Pricing for Oracle business applications, which has been a long-standing source of contention with its user base, has been revamped yet again.
The software vendor said it is attempting to simplify the pricing of its e-business suite 11i applications by introducing flat, per-user fees for power and casual users, but was unable to provide comprehensive details.
Speaking at Oracle's AppsWorld conference, CEO Larry Ellison said licence fees for the full suite will be $US4000 per power user and $400 per casual user.
Effective immediately, the full ramifications of the pricing change will be made clear locally by Oracle Australia which is planning a series of announcements this week. However, the spokesman was unwilling to disclose further details until that time.

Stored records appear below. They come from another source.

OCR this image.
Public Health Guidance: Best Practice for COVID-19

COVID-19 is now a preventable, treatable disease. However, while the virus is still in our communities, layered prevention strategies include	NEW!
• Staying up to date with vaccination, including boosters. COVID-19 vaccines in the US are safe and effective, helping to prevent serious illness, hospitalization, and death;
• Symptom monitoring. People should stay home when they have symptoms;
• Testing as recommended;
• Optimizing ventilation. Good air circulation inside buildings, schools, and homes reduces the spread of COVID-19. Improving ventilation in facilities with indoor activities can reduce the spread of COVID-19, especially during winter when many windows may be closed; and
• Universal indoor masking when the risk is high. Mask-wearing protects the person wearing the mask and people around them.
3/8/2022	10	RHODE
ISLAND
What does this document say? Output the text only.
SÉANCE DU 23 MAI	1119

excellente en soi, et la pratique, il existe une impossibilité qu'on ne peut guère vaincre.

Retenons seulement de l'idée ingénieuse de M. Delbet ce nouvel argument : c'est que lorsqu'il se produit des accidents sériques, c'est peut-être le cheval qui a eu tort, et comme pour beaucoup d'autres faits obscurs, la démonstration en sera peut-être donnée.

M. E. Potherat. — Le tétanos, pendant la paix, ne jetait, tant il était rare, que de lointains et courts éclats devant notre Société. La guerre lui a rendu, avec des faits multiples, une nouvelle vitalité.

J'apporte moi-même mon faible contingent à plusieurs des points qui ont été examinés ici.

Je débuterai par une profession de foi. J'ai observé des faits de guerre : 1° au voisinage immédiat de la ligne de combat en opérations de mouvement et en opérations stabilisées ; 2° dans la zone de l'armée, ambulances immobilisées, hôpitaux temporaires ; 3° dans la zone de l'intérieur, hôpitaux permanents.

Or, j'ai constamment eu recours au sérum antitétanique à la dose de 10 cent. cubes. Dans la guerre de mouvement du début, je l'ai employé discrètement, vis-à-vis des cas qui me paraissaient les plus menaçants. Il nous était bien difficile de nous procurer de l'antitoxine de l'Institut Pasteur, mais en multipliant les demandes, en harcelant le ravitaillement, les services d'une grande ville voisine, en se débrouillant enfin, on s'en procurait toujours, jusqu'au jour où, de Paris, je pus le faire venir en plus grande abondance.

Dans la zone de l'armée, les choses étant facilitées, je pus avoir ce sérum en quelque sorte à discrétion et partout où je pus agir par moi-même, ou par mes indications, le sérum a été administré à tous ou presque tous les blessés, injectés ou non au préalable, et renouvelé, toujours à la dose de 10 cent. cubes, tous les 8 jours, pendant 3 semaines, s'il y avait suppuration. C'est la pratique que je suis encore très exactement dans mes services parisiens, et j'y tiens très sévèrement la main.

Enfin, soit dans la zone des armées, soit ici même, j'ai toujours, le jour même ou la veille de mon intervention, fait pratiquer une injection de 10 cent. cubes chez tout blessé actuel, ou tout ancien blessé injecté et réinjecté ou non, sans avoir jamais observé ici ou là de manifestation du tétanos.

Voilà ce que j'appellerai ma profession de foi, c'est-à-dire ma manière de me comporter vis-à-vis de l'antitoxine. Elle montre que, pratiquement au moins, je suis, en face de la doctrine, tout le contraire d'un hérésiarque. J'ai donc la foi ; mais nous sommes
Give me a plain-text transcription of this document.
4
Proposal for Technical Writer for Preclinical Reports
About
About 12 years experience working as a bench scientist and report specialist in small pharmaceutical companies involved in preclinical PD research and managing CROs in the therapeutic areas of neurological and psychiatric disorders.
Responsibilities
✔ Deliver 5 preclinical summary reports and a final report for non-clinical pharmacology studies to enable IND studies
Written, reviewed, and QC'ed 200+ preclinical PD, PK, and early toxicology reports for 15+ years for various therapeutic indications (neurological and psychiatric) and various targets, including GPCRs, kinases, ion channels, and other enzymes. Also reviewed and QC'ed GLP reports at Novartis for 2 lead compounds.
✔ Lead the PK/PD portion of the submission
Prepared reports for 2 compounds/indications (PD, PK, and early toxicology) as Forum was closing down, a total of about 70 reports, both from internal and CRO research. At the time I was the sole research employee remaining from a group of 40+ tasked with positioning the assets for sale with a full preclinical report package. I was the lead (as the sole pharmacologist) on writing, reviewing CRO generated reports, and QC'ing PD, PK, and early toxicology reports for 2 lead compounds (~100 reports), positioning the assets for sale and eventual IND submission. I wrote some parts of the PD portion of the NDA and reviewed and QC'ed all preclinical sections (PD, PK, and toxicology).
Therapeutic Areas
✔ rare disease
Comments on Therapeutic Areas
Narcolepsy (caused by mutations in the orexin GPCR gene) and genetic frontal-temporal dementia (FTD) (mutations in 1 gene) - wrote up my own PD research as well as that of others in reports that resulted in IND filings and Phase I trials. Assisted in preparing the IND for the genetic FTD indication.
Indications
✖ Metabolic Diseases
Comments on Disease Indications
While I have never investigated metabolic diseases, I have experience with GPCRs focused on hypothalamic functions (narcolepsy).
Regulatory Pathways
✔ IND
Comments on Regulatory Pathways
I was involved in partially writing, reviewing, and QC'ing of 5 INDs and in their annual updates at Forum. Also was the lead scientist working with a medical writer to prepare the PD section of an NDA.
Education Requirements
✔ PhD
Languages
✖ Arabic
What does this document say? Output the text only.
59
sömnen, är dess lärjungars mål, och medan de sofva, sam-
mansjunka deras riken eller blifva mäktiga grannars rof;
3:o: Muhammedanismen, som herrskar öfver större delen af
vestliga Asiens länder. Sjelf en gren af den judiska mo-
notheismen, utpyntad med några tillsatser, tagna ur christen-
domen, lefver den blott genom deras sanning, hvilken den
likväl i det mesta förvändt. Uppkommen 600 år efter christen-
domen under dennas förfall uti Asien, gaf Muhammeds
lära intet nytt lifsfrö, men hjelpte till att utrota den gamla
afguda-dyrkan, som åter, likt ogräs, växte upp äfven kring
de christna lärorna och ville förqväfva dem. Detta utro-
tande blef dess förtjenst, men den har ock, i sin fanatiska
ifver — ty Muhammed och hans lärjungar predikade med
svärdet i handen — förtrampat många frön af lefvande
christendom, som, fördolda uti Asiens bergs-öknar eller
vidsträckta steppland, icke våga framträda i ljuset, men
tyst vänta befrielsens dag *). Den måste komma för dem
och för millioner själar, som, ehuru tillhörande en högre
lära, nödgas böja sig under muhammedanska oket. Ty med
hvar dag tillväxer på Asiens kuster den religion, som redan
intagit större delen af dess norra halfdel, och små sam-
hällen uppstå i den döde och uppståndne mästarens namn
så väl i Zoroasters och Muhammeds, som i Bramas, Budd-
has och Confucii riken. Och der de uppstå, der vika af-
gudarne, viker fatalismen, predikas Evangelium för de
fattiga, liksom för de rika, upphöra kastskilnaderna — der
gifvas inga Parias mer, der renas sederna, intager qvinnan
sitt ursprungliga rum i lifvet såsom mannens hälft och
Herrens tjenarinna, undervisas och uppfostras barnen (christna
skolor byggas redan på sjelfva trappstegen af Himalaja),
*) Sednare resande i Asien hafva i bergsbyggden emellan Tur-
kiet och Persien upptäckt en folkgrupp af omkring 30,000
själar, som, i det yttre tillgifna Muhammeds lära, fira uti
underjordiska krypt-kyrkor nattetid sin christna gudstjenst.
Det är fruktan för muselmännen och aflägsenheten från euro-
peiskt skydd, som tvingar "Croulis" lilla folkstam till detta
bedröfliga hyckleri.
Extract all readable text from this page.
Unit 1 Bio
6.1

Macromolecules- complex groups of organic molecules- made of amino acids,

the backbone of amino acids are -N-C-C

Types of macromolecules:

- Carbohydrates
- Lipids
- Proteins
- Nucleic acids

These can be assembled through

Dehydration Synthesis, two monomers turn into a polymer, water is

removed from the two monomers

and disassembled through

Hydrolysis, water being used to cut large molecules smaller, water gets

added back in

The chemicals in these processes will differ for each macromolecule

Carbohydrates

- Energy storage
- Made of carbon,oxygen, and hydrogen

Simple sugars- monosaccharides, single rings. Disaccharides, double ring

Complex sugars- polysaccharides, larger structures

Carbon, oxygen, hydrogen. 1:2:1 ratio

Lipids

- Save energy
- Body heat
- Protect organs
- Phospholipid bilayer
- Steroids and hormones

Australia's Oracle Application User Group (OAUG) director Jeanney Dobney said "any attempt by Oracle to improve pricing is welcomed, because it has always been a source of contention for users."
"Oracle has justifiably sought to fix a pricing model which more accurately reflects how business actually works these days," Dobney said.
However, without the detail, Dobney said it is hard to assess the changes as benefits are likely to vary between users.
"Essentially it's hard to comment on this kind of announcement by Larry because the devil is often in the detail, for example what is a casual user?" she said.
"The impact on existing customers has sometimes meant serious cost increases which of course nobody welcomes.
"That Oracle appears to be listening to customers and continuing to seek the best fit for the pricing model is something we support."
A little over six months ago Oracle also revamped its database pricing after coming under heavy fire from users. The company eliminated Universal Power Unit (UPI) pricing to match models used by its rivals, IBM and Microsoft.
When announcing the software pricing restructure, Ellison admitted: "Our price list was very complicated. We had all these complex matrixes. I couldn't keep it in my head."
Looking into the future of the application suite, Ellison said he doesn't expect a version 12i to come anytime soon.
"The 11i framework is so robust that we think we can enhance and improve it without going to a next version of our software," he said, joking that there won't be a 12i until "the day after I retire."